Interestingly, the amount of subsidy being provided on borrowed money would further increase if the exports increase. If the government defaults on subsidies, the exports would nosedive.

We are in a way making our exporters addicted to subsidies instead of making them efficient by eliminating corruption in all affairs of the government. Creating enough jobs to accommodate the millions of workers that join the workforce every year is the stated aim of the government.

The unemployed migrate in thousands to the cities. The state has opened langar khannas (free meal outlets) that provide food to the poor at these outlets three times a day.

The urge to seek employment is diluted when you are provided free food and accommodated for free in punnah gahs (shelter homes). These are purely public appeasing exercises that are counterproductive for the labour force.

The state could instead arrange food for workers that toil in the small factories. It would be a tough job, but at least those doing productive work would benefit instead of alms seekers who are becoming parasites on the society.

Those who recommended concessions on EV imports are most probably formulating the auto policy. Can we trust them? We have seen India, Thailand, Malaysia and Turkey emerge as exporters of vehicles and auto parts.

We do not export vehicles, and our auto parts exports are negligible. The last auto policy did bring in competition in the market until this government provided unimaginative concessions to the imports of electric vehicles.

Progress has now stalled. The investment decisions have been put on hold. Now the EV policy has again been tightened creating uncertainty in the auto market. The new auto policy should be announced after consultation with the industry. There should be an iron clad guarantee that the policy would not be tinkered with in the next five years.

Textile policy is still on hold. It was to be announced last year and later it was to beannounced at the start of this fiscal. However, there are no signs when the policy will be announced.

There is a tussle between the basic textile and apparel sector. The former is demanding duties on yarn and asking the government to refrain from slapping regulatory duty on yarn exports. The later wants yarn imports to be duty free, and urges to slap regulatory duties on yarn exports. How would the government satisfy both?

It is ironic that the apparel sector emerged due to the pioneering efforts of small entrepreneurs and today they lead textile exports, but the basic textile entrepreneurs that remained glued with spinning and weaving for 60 years, are advising the government about the benefits of value-added garment and knitwear units. The textile policy should give incentives to the apparel sector only.

Price control is the Achilles heel of this government. After failing to bring the rates of essential commodities down by nabbing hoarders and manipulators, the government is trying to please the public through subsidies.

It imported sugar that costs Rs120 per kg but intends to sell it through utility stores at Rs85 per kg, a subsidy of Rs35 per kg.

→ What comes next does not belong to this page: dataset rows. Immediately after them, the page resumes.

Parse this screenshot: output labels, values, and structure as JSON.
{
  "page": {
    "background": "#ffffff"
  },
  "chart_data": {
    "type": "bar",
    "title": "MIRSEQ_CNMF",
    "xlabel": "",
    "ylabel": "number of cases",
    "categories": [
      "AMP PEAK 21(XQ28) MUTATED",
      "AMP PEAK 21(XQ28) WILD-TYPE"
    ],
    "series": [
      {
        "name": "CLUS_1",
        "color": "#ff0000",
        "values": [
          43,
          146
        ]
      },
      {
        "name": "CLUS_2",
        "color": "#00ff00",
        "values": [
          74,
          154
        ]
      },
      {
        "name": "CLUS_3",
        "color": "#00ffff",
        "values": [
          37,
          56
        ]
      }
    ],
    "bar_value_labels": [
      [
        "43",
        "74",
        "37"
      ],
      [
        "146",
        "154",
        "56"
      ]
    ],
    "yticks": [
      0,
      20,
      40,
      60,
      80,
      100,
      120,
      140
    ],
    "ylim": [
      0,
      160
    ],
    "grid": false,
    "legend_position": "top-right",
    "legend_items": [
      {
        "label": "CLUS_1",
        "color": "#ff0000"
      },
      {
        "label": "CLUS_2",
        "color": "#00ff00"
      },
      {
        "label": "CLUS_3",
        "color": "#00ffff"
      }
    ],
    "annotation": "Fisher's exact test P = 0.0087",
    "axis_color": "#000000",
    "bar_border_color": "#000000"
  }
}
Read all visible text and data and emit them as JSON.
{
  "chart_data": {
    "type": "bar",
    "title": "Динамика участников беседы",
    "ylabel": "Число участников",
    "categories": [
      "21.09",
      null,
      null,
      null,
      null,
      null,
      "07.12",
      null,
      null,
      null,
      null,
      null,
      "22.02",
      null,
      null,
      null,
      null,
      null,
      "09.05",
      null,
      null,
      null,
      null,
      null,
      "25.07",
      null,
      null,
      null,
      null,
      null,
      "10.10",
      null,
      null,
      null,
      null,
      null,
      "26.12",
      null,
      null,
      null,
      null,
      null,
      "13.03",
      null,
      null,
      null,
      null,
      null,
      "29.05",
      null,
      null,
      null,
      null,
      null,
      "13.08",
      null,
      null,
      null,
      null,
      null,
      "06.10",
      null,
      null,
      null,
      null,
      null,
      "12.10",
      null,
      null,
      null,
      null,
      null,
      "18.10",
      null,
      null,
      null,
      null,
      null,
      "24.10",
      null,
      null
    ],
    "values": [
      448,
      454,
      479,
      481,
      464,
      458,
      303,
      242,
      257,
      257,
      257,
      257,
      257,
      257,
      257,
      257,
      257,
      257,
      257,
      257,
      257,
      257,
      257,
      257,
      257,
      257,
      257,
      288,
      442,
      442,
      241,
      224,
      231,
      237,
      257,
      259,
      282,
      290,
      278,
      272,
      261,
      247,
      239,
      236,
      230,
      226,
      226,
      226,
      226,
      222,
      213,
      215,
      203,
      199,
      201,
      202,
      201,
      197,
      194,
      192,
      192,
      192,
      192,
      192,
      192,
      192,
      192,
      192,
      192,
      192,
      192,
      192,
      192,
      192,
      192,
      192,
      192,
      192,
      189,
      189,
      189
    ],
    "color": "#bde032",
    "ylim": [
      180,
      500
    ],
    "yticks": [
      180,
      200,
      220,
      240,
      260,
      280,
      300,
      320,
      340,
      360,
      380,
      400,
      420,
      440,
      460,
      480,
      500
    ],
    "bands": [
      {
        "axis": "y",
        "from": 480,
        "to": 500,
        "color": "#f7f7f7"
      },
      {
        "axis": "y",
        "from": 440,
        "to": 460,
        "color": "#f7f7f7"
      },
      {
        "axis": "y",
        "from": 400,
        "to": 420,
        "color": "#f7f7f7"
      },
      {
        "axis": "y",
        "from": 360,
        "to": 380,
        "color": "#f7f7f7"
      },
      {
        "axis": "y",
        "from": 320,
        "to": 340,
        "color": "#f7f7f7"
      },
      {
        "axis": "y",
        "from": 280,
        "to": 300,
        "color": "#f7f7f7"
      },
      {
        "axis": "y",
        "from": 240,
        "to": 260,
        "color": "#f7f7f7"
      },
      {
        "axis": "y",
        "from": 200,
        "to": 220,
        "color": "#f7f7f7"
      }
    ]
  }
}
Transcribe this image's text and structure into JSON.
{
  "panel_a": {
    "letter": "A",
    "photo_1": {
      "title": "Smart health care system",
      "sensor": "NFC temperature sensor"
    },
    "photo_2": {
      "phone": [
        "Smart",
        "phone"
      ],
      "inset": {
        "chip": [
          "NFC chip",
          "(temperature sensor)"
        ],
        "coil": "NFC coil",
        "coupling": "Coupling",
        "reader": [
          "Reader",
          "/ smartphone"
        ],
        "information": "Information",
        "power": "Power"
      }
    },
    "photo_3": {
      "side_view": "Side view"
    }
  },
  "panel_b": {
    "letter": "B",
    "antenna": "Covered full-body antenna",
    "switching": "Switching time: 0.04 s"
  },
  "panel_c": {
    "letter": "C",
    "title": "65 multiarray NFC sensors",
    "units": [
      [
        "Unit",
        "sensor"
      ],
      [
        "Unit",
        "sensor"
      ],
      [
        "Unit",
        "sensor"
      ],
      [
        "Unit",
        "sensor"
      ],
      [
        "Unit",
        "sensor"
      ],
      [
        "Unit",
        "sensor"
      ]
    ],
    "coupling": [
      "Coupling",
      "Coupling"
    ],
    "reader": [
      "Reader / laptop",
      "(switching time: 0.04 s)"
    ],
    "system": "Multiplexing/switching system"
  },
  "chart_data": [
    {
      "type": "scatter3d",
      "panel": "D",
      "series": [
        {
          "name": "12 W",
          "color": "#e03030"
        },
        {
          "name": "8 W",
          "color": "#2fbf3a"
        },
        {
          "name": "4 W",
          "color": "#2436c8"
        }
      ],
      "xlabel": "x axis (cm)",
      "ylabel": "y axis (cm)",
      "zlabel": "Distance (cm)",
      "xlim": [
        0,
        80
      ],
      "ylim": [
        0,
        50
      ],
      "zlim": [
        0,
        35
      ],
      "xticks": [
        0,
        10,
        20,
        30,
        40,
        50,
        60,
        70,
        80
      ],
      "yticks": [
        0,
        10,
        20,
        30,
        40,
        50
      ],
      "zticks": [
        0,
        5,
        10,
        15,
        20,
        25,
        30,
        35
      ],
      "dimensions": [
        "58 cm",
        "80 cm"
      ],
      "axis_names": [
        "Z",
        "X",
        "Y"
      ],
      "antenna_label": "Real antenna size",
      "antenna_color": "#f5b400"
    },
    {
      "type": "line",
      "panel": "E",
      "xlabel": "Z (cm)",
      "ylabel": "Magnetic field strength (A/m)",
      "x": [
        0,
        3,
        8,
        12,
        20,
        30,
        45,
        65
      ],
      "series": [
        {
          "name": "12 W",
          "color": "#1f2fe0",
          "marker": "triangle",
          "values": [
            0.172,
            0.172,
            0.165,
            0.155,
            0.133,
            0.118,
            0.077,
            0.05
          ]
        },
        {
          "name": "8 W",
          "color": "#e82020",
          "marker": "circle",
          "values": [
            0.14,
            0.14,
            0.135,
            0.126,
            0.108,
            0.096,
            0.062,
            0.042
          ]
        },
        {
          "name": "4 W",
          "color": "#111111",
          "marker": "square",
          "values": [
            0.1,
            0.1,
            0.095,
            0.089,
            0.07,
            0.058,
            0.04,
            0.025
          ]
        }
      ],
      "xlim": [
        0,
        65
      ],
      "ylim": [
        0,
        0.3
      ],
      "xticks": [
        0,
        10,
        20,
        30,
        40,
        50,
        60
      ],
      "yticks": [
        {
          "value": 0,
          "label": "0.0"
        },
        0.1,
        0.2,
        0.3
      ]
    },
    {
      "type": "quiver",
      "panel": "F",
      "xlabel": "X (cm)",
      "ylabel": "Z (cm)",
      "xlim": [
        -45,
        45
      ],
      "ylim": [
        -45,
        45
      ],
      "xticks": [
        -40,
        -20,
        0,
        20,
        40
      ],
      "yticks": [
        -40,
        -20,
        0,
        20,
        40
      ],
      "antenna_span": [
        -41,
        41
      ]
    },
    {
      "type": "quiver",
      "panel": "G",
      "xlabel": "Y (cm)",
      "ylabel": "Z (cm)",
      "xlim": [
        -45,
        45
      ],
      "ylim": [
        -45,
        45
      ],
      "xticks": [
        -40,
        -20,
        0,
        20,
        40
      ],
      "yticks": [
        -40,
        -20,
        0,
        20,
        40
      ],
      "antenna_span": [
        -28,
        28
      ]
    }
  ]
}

In the same way, wheat has been imported at a higher rate and is being supplied to the mills at subsidised rates. It reduced duties of edible oil imports expecting the manufacturers to reduce the prices correspondingly, but the major brands instead increased the retail prices.

The finance minister has come up with the idea of providing many food items at subsidised rates through Ehsaas cards. It looks that the government is sitting on a goldmine from which it could dole out subsidies. In reality, we will have to borrow more.